A l’aéroport de Cayenne, la moiteur équatoriale pénètre la chemise des voyageurs dès la descente d’avion. En dehors des quelques touristes venus visiter les anciens bagnes et la mangrove infestée de serpents, les rares étrangers qui s’aventuraient jusqu’à présent dans ce territoire filaient au centre spatial de Kourou, l’unique pôle d’attraction économique local. Mais, depuis que l’odeur du pétrole s’est mise à flotter sur la Guyane, géologues, ingénieurs, techniciens et autres spécialistes venus du monde entier débarquent à jet continu sur le tarmac de l’aéroport. Et une noria d’hélicoptères font la navette avec la zone d’exploration, située à 150 kilomètres des côtes. «Ça n’arrête pas. On a l’impression que notre pays se réveille enfin», exulte un chauffeur de taxi, dont les recettes ont progressé d’environ 20% en l’espace de quelques semaines.
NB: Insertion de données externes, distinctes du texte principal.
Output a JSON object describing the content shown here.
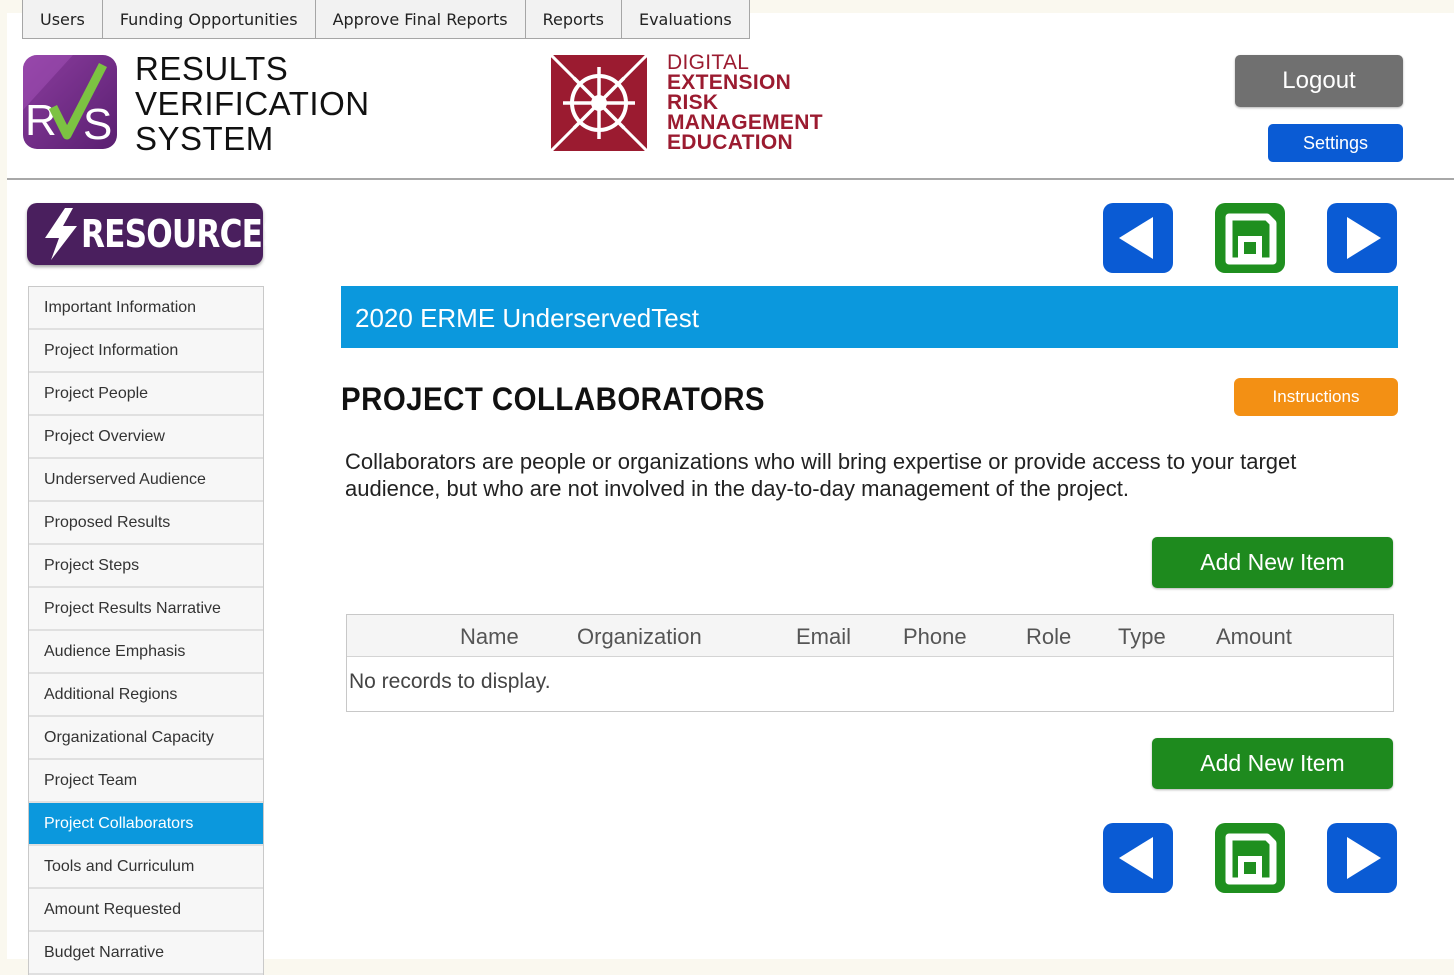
{
  "top_nav": [
    "Users",
    "Funding Opportunities",
    "Approve Final Reports",
    "Reports",
    "Evaluations"
  ],
  "header": {
    "rvs_logo_text": "RVS",
    "rvs_title_lines": [
      "RESULTS",
      "VERIFICATION",
      "SYSTEM"
    ],
    "derme_lines": [
      "DIGITAL",
      "EXTENSION",
      "RISK",
      "MANAGEMENT",
      "EDUCATION"
    ],
    "logout_label": "Logout",
    "settings_label": "Settings"
  },
  "resources_label": "RESOURCES",
  "sidebar": {
    "items": [
      "Important Information",
      "Project Information",
      "Project People",
      "Project Overview",
      "Underserved Audience",
      "Proposed Results",
      "Project Steps",
      "Project Results Narrative",
      "Audience Emphasis",
      "Additional Regions",
      "Organizational Capacity",
      "Project Team",
      "Project Collaborators",
      "Tools and Curriculum",
      "Amount Requested",
      "Budget Narrative"
    ],
    "active_index": 12
  },
  "nav_icons": {
    "back": "back-arrow-icon",
    "save": "floppy-disk-icon",
    "forward": "forward-arrow-icon"
  },
  "main": {
    "banner": "2020 ERME UnderservedTest",
    "page_title": "PROJECT COLLABORATORS",
    "instructions_label": "Instructions",
    "description": "Collaborators are people or organizations who will bring expertise or provide access to your target audience, but who are not involved in the day-to-day management of the project.",
    "add_label": "Add New Item",
    "table": {
      "columns": [
        "Name",
        "Organization",
        "Email",
        "Phone",
        "Role",
        "Type",
        "Amount"
      ],
      "empty_text": "No records to display."
    }
  },
  "colors": {
    "banner_blue": "#0b98dd",
    "nav_blue": "#0a5bd4",
    "save_green": "#1f8f1f",
    "instructions_orange": "#f39014",
    "resources_purple": "#4a1f5e",
    "derme_red": "#9b1b30",
    "logout_gray": "#707070"
  }
}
A l’hôtel Amazonia, en plein centre de la ville, où un groupe d’experts pétroliers termine de régler sa note, on affiche le même sourire de ravissement : «Cette nouvelle clientèle va compenser le creux de la saison.»
Eh bien, ça promet ! Un an à peine après la découverte d’une poche d’hydrocarbures au large de Cayenne par la société britannique Tullow Oil, les Guyanais ne jurent déjà plus que par le pétrole. Certes, ils avouent avoir eu quelques frayeurs lorsque Nicole Bricq, la ministre de l’Environnement du premier gouvernement Ayrault, a annoncé la suspension du permis d’exploration pour des motifs écologiques. «L’arrêt, même temporaire, du projet aurait été une catastrophe pour nous», transpire Jocelyn Ho Tin-Noé, le premier vice-président de la région. Fort heureusement pour lui – et pour le lobby pétrolier – Nicole Bricq a été priée d’abandonner son maroquin pour celui, moins sensible, du Commerce extérieur. Et Shell, qui mène le consortium constitué avec Hardman Petroleum (27,5%) et Total (25%), a pu reprendre ses forages exploratoires. Toute la question est en effet de savoir sur combien de ...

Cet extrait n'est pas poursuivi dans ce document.